Although research has established that CBD emits an active role in neurological diseases via G protein-coupled receptors, TRPV1 ion channels, and peroxisome proliferator-activated receptors, the exact protective mechanism of CBD against Parkinson’s nerve damage has not been fully elucidated.
CBD induces autophagy in breast cancer cells, with Beclin-1 playing a critical part in the process. CBD exerted its impact in a receptor-independent manner, primarily through oxidative stress and its effects on mitochondria.
Additionally, it has been shown that a cannabis derivative, O-1663 (CBR2 agonist), induces autophagy and death in breast cancer cells, particularly metastatic cancer cells. As a result, CBG, a phytocannabinoid with a high affinity for CBR2, plays a significant role in breast cancer therapy.
CBD was also demonstrated to trigger autophagy in completely differentiated Caco-2 cells, a model of the adult intestinal epithelium, in a dose-dependent way.

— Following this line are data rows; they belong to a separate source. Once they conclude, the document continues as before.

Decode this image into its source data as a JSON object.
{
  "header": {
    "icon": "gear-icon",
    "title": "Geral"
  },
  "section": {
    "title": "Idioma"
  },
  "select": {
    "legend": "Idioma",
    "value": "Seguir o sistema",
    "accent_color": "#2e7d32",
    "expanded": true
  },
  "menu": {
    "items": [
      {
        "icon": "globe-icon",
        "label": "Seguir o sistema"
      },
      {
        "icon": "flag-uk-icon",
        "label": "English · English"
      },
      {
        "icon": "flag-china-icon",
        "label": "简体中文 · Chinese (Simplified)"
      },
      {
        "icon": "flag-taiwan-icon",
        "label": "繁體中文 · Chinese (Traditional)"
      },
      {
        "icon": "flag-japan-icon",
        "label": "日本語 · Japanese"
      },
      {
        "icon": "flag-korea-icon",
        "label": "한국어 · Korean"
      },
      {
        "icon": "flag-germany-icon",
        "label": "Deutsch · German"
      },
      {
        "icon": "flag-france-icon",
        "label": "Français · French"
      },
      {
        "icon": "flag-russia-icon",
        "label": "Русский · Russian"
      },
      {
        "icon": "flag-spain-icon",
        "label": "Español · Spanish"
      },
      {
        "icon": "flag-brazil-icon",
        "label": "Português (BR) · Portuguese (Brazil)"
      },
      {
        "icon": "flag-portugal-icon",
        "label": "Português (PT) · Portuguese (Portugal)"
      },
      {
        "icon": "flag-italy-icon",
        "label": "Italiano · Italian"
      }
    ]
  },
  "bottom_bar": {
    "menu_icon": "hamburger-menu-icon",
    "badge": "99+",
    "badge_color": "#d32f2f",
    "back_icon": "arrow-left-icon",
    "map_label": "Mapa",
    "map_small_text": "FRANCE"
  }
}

In this study, the CBR1 agonists ACEA and anandamide promoted autophagy independently via the cannabinoid type 1 and CBD receptors. This might be one of the processes behind cannabis’ therapeutic applications in inflammatory bowel diseases.
It is critical to distinguish between the risks connected with autophagy and those related to individuals’ attempts to induce autophagy. Autophagy is not always beneficial.
Studies have shown that excessive autophagy has been found to destroy heart cells, and scientists have implicated excessive autophagy in certain cardiac diseases.
The bottom line
Autophagy is a critical biological mechanism that eliminates damaged and superfluous cell components. There is evidence that it may have beneficial and detrimental impacts on health.
While research has demonstrated that food restriction, exercise, curcumin, and CBD supplementation may influence autophagy, most studies have been conducted on non-human animals.
Scientists cannot be 100% certain about autophagy’s health consequences or how individuals can trigger it. Anyone thinking of altering their lifestyle to stimulate autophagy should always consult a doctor beforehand.